Et surtout j’écoute, vraiment, non pas pour répondre, mais pour comprendre.


4. Mettre en place des micro-changements observables

Changer une dynamique toxique ne passe pas par des grandes déclarations (« je vais changer, promis! »), mais par des gestes concrets:

  • Remercier publiquement un collaborateur.
  • Laisser un espace de parole à l’autre sans l’interrompre.
  • Reconnaître une erreur devant l’équipe.
  • Prendre le temps d’écouter sans juger.

 

Un geste à la fois, ces micro-changements rétablissent la confiance.

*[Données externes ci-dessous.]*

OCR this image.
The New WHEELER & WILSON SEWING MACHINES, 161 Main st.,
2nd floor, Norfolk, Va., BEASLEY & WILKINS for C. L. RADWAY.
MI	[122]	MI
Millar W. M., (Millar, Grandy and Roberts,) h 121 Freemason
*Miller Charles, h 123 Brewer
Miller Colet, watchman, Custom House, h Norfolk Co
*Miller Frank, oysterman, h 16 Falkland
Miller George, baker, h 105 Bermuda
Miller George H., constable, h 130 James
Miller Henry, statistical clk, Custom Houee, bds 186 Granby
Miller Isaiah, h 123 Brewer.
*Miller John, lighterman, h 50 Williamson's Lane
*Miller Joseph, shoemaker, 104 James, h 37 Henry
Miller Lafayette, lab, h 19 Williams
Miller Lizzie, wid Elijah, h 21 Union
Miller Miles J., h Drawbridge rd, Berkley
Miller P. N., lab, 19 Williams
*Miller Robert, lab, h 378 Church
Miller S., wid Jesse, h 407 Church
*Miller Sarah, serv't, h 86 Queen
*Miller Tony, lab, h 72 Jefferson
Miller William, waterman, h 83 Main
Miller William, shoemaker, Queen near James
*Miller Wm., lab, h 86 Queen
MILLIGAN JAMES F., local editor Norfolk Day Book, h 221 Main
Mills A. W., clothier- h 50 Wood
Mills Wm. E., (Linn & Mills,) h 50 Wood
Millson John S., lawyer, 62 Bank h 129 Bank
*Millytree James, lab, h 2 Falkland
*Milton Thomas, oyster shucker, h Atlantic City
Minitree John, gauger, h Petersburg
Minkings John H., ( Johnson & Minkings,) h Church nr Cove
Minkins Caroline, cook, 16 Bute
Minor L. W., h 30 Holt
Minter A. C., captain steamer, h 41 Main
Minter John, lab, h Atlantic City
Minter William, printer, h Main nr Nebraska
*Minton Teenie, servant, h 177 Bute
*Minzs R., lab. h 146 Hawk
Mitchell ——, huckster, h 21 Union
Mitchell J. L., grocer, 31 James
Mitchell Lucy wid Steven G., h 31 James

5. Développer son intelligence émotionnelle

Pour éviter de demeurer dans la toxicité, je renforce progressivement:

  • Mon empathie (me connecter à ce que vit l’autre).
  • Ma gestion émotionnelle (réagir avec calme malgré des émotions intenses).
  • Ma capacité à lire les non-dits (repérer tensions, malaises, malaises).

 

Ces compétences se développent par la pratique, les retours d’expérience, et parfois des formations ciblées.


6. Échouer et recommencer

Je ne deviendrai jamais « parfait ». Et surtout pas soudainement. Je vais retomber parfois dans mes anciens réflexes. Mais désormais, je suis plus conscient, j’ai appris à m’excuser et je progresse.

 

La clé est dans la conscience et la constance, pas dans la recherche de perfection.


Le chemin du courage


Sortir de sa toxicité est un acte courageux, il n’existe ni solution miracle, ni raccourci. Cela demande de l'humilité, de la persévérance et une vraie volonté de changer, et pas simplement pour sauver son image.

Et maintenant?


Si tu as lu jusqu’ici, c’est que ce sujet te parle. Peut-être parce que tu crains d’avoir, toi aussi, parfois, certains comportements toxiques. Peut-être aussi parce que tu en observes chez quelqu’un de ton entourage. Peu importe ton point de départ.

Le premier pas vers la conscience est simple:

Demande aujourd’hui à une personne de confiance : « Comment est-ce que tu me perçois comme leader? »

Ce sera peut-être inconfortable. Ça pourrait ouvrir une petite…ou une grande boite de Pandore. Mais c’est souvent là que commence le vrai chemin pour devenir un leader responsable de l’impact que tu as, et choisir de faire mieux, un geste à la fois.